I want Pillars of State to combine the agent scale of Songs of Syx with the depth of Rimworld. This is an easy claim to make, but far harder to back up. With each design decision in a simulation game, we are not only adding development work but also removing compute power from our cap. All decisions must be worth the performance impact.

Because of my background in Ancient History and Archaeology, I have spent years studying the relationship between the individual and the state, and low-ranking individuals are rarely covered in history, which is a shame. There is no possibility of providing agents with a Rimworld-like depth and then generating 50,000 of them. This could be optimised by creating lots of simple agents and then adding fewer but more complex agents throughout the social hierarchy. There would be a disparity between agents and there is a good chance this could be jarring or hard to communicate with the player. On the other hand, this gives a personal narrative to the state's decisions and lets the player see how their choices impact agents throughout the social hierarchy.

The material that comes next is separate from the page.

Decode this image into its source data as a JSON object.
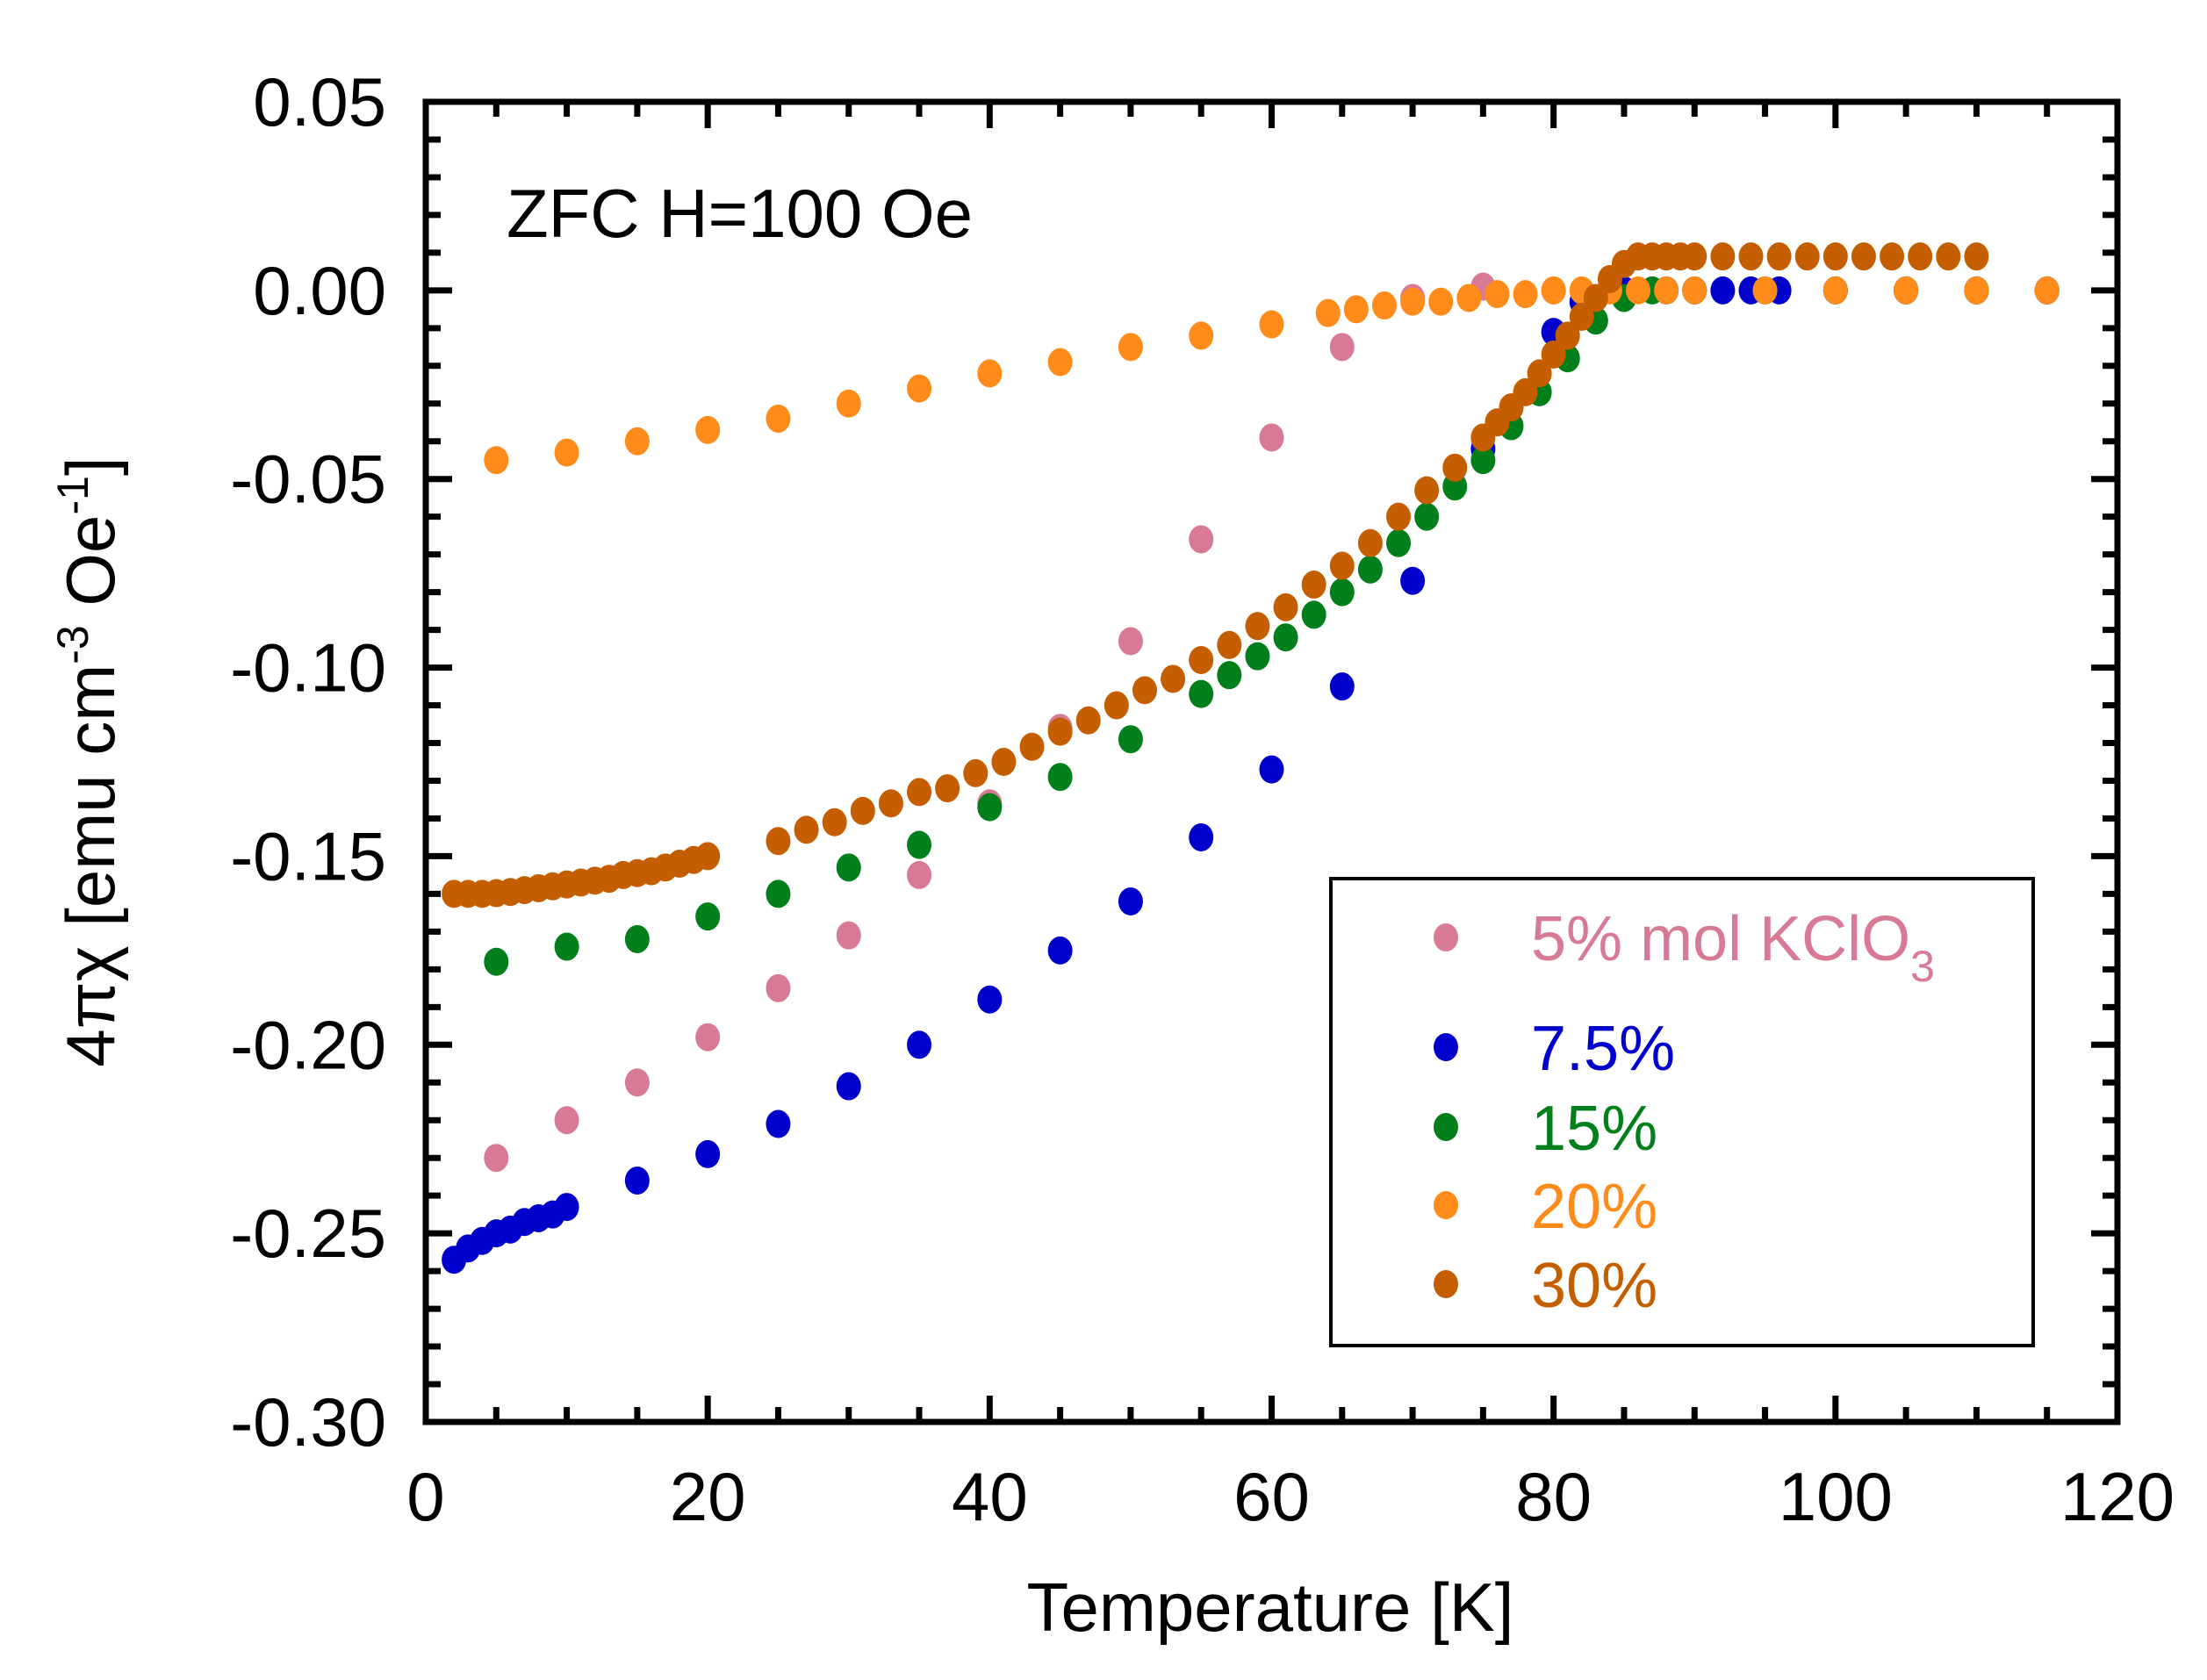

Having both a state-level and agent-level simulation gives us 2 areas for engineering experiences and Apophenia. Rimworld and Dwarf Fortress have succeeded with Apophenia because they are so focussed on the agents, and we as players can best associate at a personal level. I believe this means state-level Apophenia is still possible, but there must be smaller tangents between events if it is strong enough to motivate the player. Engineering experiences are a bit easier with the state-level simulation as existing grand strategies like Crusader Kings III, Hearts of Iron IV and Europa Universalis IV all push the player to make compelling decisions that excite or frustrate them.

Conclusion

Pillars of State needs to combine both state-level play and agent-level play if people are going to enjoy it. By creating simple agents for simulating most state-level decisions, players can focus on more complex agents who act as an analogue for their actions. The state-level play requires compelling events which impact all aspects of society and integrate with the complex agents, reinforcing the Apophenia within the player.

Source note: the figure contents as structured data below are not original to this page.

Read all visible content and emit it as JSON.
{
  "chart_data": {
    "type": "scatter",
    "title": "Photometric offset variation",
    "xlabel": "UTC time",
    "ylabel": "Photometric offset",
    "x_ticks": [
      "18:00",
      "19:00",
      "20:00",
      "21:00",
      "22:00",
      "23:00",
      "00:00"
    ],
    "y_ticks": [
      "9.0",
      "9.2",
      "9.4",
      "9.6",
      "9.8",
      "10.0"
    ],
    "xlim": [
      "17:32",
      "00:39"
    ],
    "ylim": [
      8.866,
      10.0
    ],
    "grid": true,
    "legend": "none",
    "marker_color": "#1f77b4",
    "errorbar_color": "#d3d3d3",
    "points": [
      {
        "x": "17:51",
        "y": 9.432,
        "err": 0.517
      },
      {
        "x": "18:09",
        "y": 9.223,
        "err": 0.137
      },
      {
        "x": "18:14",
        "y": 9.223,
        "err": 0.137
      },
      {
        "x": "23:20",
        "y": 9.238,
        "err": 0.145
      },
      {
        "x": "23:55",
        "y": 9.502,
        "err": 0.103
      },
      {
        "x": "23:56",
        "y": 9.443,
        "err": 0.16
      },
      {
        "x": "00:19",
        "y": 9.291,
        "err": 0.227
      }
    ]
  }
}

Development should iterate features and simulations as follows: add state-level decisions (e.g. process grapes into wine); add a new task of processing grapes to simple agents (e.g. workshop or building to process grapes); add new events related to celebrations and alcohol (e.g. character was stabbed in drunken argument and lost an eye); add new state event related to festivals and trade (e.g. wine is traded with a nearby state); add new social impacts of state on agents (e.g. losing an eye is a punishment in the nearby state, they perceive the character as a criminal and refuse to buy his wine).

There will be more posts in the future about specifics, but if you have any comments or suggestions, I would love to hear them.